Saltar para: Posts [1], Pesquisa [2]

Bike Azores

A visão de um ciclista açoriano sobre as bicicletas e o ciclismo.

22.02.19

Entre os pingos da chuva!


Rui Pereira

Olho pela janela e vejo os pingos de chuva grossos que caem copiosamente na diagonal empurrados pelo vento.
«Pronto, está tudo lixado!» - digo frustrado.
Já somava dois dias sem pegar na “pasteleira”. Pessimista, adivinhava o terceiro.
«Não, isso é um aguaceiro forte, mas vai passar!» - tento reagir positivamente.
A chuva não para, mas abranda. Fecho tudo, visto o casaco, pego no saco e dirijo-me à garagem. Abro o portão expetante… meto o saco na caixa e seguro a bicicleta pelos punhos, sempre atento ao céu.
Saio. Fecho o portão e ponho-me a cavalo. Subo o capuz e avanço determinado. Os pingos escasseiam e agora é a minha vez de ser empurrado. À boleia do vento, mas concentrado numa pedalada apressada.
«Agora é sempre para lá!» - digo entusiasmado e confiante.
Chego ao destino com uma aberta. O sol não é radioso, mas mostra-se.

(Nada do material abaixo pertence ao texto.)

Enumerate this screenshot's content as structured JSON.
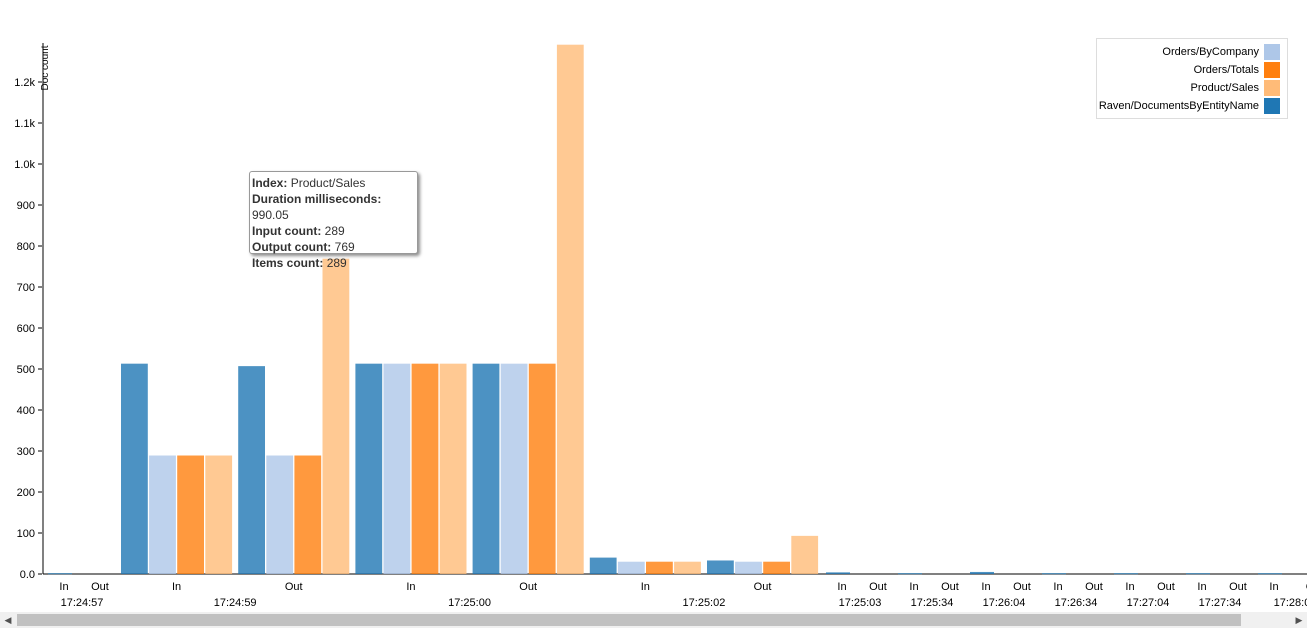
{
  "chart_data": {
    "type": "bar",
    "ylabel": "Doc count",
    "ylim": [
      0,
      1300
    ],
    "y_ticks": [
      "0.0",
      "100",
      "200",
      "300",
      "400",
      "500",
      "600",
      "700",
      "800",
      "900",
      "1.0k",
      "1.1k",
      "1.2k"
    ],
    "series": [
      {
        "name": "Raven/DocumentsByEntityName",
        "color": "#1f77b4"
      },
      {
        "name": "Orders/ByCompany",
        "color": "#aec7e8"
      },
      {
        "name": "Orders/Totals",
        "color": "#ff7f0e"
      },
      {
        "name": "Product/Sales",
        "color": "#ffbb78"
      }
    ],
    "groups": [
      {
        "label": "In",
        "time": "17:24:57",
        "values": [
          2,
          0,
          0,
          0
        ]
      },
      {
        "label": "Out",
        "time": "17:24:57",
        "values": [
          0,
          0,
          0,
          0
        ]
      },
      {
        "label": "In",
        "time": "17:24:59",
        "values": [
          513,
          289,
          289,
          289
        ]
      },
      {
        "label": "Out",
        "time": "17:24:59",
        "values": [
          507,
          289,
          289,
          769
        ]
      },
      {
        "label": "In",
        "time": "17:25:00",
        "values": [
          513,
          513,
          513,
          513
        ]
      },
      {
        "label": "Out",
        "time": "17:25:00",
        "values": [
          513,
          513,
          513,
          1291
        ]
      },
      {
        "label": "In",
        "time": "17:25:02",
        "values": [
          40,
          30,
          30,
          30
        ]
      },
      {
        "label": "Out",
        "time": "17:25:02",
        "values": [
          33,
          30,
          30,
          93
        ]
      },
      {
        "label": "In",
        "time": "17:25:03",
        "values": [
          4,
          0,
          0,
          0
        ]
      },
      {
        "label": "Out",
        "time": "17:25:03",
        "values": [
          0,
          0,
          0,
          0
        ]
      },
      {
        "label": "In",
        "time": "17:25:34",
        "values": [
          2,
          0,
          0,
          0
        ]
      },
      {
        "label": "Out",
        "time": "17:25:34",
        "values": [
          0,
          0,
          0,
          0
        ]
      },
      {
        "label": "In",
        "time": "17:26:04",
        "values": [
          5,
          0,
          0,
          0
        ]
      },
      {
        "label": "Out",
        "time": "17:26:04",
        "values": [
          0,
          0,
          0,
          0
        ]
      },
      {
        "label": "In",
        "time": "17:26:34",
        "values": [
          2,
          0,
          0,
          0
        ]
      },
      {
        "label": "Out",
        "time": "17:26:34",
        "values": [
          0,
          0,
          0,
          0
        ]
      },
      {
        "label": "In",
        "time": "17:27:04",
        "values": [
          2,
          0,
          0,
          0
        ]
      },
      {
        "label": "Out",
        "time": "17:27:04",
        "values": [
          0,
          0,
          0,
          0
        ]
      },
      {
        "label": "In",
        "time": "17:27:34",
        "values": [
          2,
          0,
          0,
          0
        ]
      },
      {
        "label": "Out",
        "time": "17:27:34",
        "values": [
          0,
          0,
          0,
          0
        ]
      },
      {
        "label": "In",
        "time": "17:28:0",
        "values": [
          2,
          0,
          0,
          0
        ]
      },
      {
        "label": "O",
        "time": "",
        "values": [
          0,
          0,
          0,
          0
        ]
      }
    ],
    "legend_position": "top-right",
    "grid": false
  },
  "legend": {
    "items": [
      {
        "label": "Orders/ByCompany",
        "color": "#aec7e8"
      },
      {
        "label": "Orders/Totals",
        "color": "#ff7f0e"
      },
      {
        "label": "Product/Sales",
        "color": "#ffbb78"
      },
      {
        "label": "Raven/DocumentsByEntityName",
        "color": "#1f77b4"
      }
    ]
  },
  "tooltip": {
    "index_key": "Index:",
    "index_val": "Product/Sales",
    "duration_key": "Duration milliseconds:",
    "duration_val": "990.05",
    "input_key": "Input count:",
    "input_val": "289",
    "output_key": "Output count:",
    "output_val": "769",
    "items_key": "Items count:",
    "items_val": "289"
  }
}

Estaciono a bicicleta e desfruto da minha pausa em boa companhia!
Já de regresso, manter-me seco não é uma preocupação. Agora tenho de vencer o vento que me trouxe…
Chego. Fui bem-sucedido, com mais ou menos esforço.
Olho pela janela e vejo os pingos de chuva grossos que caem copiosamente na diagonal empurrados pelo vento.

25.01.19

A banhos!


Rui Pereira

Começo a pedalar de pé. Dou o arranque para mais uma pausa de almoço. Debaixo de mim tenho a companheira do costume.
Contra o vento, pressiono os pedais, como se tentasse esmagá-los, para a impulsionar rápido para a frente. Ela responde como pode, não foi feita para estes stresses. A sua onda é mais sem pressas… Nas calmas…
O vento salgado de sueste fustiga-lhe o metal. A água salgada e fria enregela-me a pele. Faço movimentos rápidos e agasalho-me. Alimento o corpo com uma refeição que não está quente, infelizmente.
Arranco de regresso. Faço um desvio. Sinto uma ligeira dormência na extremidade dos membros inferiores. Ignoro e pedalo vigorosamente. O tempo escasseia e condiciona a ação.
Já me banhei nas águas deste nosso mar. Não tarda “banhar-me-ei” em tradição, em melodia, em música açoriana!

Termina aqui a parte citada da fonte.